A JPEG image is divided into 8x8px blocks, and each block can be treated as its own entity.
By carefully aligning parts of the image within the 8x8px grid you can lower the file size of the image as well as get better image-quality results.
To demonstrate: I created two identical 8x8px square objects that I then saved in JPEG using a very high compression level (to make the difference more pronounced). The top square is not aligned inside the 8x8px grid.
Notice the quality difference and the extra pixels that are rendered for the one that isn’t aligned to the 8x8px grid.
This optimization trick is useful for JPEG images containing rectangular objects because you can easily fit them in a grid.
- JPEG optimization. Part 1 — Sergey Chikuyonok (author of the Smashing Magazine article mentioned above) discusses the 8x8px JPEG concept in this tutorial
Selective JPEG Compression
The way typical JPEG compression works is a fixed level of compression is applied to the entire image.
In selective JPEG compression, we manually specify different compression levels for different areas of the image.
For example, we might want important areas of a photo to have a lower level of compression/higher-quality because we want to ensure that those areas look good. But then for other parts of the same image, like the photo’s background and low-detailed sections, we might be able to get away with a higher level of compression/lower-quality.
Selective JPEG compression can be done using Adobe Fireworks.
The photo below is compressed at a quality level of 80. Its file size is 54.0 KB.
Looking at the original photo, it appears that we use selective image compression, particularly by increasing the compression/lowering the quality of the blue sky in the background and most of the black wires.
In Adobe Fireworks, we can mask the areas we want to protect. The masked area will have a higher quality level (80)/lower image compression. The rest of the image — the parts that are not masked — will get a lower quality level (60)/higher image compression.

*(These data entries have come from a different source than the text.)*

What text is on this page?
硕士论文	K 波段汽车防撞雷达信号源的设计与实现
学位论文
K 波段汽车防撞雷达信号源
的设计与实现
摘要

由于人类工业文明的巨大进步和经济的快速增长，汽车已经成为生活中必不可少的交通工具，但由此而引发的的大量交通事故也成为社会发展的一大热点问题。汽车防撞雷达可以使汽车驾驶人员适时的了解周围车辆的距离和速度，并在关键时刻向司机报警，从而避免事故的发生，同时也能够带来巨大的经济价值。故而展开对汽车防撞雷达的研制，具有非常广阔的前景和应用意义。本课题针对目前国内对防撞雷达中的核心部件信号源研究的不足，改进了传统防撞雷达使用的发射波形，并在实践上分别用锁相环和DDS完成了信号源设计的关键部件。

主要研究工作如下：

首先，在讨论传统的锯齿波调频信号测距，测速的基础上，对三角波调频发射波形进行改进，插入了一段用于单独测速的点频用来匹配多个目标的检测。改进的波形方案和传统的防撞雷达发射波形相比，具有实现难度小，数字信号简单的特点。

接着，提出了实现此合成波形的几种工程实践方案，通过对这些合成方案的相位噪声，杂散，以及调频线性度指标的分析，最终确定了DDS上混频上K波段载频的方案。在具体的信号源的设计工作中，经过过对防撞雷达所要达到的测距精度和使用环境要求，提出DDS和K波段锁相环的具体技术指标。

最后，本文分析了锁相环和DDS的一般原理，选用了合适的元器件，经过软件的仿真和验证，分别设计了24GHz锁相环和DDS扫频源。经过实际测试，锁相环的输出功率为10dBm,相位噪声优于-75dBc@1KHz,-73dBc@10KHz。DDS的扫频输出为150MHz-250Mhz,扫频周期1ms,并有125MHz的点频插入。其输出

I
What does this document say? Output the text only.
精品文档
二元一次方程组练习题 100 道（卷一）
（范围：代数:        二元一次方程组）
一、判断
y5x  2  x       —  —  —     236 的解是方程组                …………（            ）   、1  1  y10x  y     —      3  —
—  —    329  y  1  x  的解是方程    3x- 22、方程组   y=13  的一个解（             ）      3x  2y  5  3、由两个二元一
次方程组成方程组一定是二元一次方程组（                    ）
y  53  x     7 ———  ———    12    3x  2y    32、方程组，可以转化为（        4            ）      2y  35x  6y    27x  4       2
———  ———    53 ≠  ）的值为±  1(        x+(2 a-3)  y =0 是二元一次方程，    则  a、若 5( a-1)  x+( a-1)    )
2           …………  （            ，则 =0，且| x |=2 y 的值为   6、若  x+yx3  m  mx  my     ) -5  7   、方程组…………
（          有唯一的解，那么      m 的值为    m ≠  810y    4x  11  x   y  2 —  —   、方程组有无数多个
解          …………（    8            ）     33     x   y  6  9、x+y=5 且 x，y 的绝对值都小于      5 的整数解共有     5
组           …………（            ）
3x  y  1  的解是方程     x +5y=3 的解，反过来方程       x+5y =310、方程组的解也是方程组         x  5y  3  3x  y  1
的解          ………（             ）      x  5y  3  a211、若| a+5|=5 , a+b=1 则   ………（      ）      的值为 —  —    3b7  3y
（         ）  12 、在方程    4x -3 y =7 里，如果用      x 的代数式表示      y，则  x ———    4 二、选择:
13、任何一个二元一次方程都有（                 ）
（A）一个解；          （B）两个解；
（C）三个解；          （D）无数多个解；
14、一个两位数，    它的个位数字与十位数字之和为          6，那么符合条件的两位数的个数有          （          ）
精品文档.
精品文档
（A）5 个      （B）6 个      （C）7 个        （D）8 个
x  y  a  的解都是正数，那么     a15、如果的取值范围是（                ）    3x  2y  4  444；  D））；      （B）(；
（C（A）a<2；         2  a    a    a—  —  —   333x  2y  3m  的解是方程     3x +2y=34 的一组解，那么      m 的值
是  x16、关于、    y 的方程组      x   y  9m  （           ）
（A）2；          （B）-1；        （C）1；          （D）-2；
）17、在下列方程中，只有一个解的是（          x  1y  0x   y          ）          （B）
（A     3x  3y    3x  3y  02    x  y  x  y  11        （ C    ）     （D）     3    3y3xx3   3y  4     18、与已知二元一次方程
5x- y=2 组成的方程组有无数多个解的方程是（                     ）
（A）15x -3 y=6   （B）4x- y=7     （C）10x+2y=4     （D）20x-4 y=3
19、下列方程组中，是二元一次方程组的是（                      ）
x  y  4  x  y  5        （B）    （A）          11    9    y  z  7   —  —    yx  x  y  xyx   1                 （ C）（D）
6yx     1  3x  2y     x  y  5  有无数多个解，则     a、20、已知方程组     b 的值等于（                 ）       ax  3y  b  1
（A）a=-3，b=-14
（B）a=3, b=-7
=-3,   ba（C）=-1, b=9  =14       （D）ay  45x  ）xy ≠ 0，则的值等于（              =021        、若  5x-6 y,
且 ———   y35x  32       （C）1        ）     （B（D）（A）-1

We can use one of the Lasso tools (in my case, I used the Polygon Lasso tool) to place a marquee selection around parts we want to protect.
Once you are done selecting around the high-quality areas, go to Modify > Selective JPEG > Save Selection as JPEG Mask.
The parts of the image that will have a quality level of 80 will now be highlighted:
In the Optimize panel, lower the Quality option to 60 and set the Selective quality option to 80. (If you can’t see the Optimize panel, make sure Window > Optimize is checked.)
Then just go to File > Save as to save the original image as a JPEG.
The image shown below uses selective compression. It’s 50.2 KB – a 7.0% decrease in file size versus the non-selective compression I showed you earlier.
You will have to play around with the selective compression settings and masking in order to get your desired results. In the case example above, detail-oriented folks will notice a huge difference between the two images. However, the results of the optimization might be alright under most people’s standards.
Selective JPEG compression is very time-consuming and the file size reduction is only slight in most instances. It’s impractical if you’re dealing with a lot of photos. However, if you are really concerned about optimizing image quality and image file size, this is one option.
- Selectively compressing areas of an image — an old tutorial on Adobe.com detailing the steps for selective image compression using Fireworks
There are simpler ways to optimize an image. Just using automated tools such as Photoshop’s Save for Web & Devices command and lossless compression tools like Smush.it can greatly reduce your image file sizes.
However, if you’re looking for finer image optimization control and even more file size reductions, try out the tricks above. An ideal workflow would be to use a lossless compression tool like Kraken.io or Smush.it, which will remove a big chunk of your image’s file size without affecting its quality. And then you can use the appropriate tricks discussed above to fine-tune your results.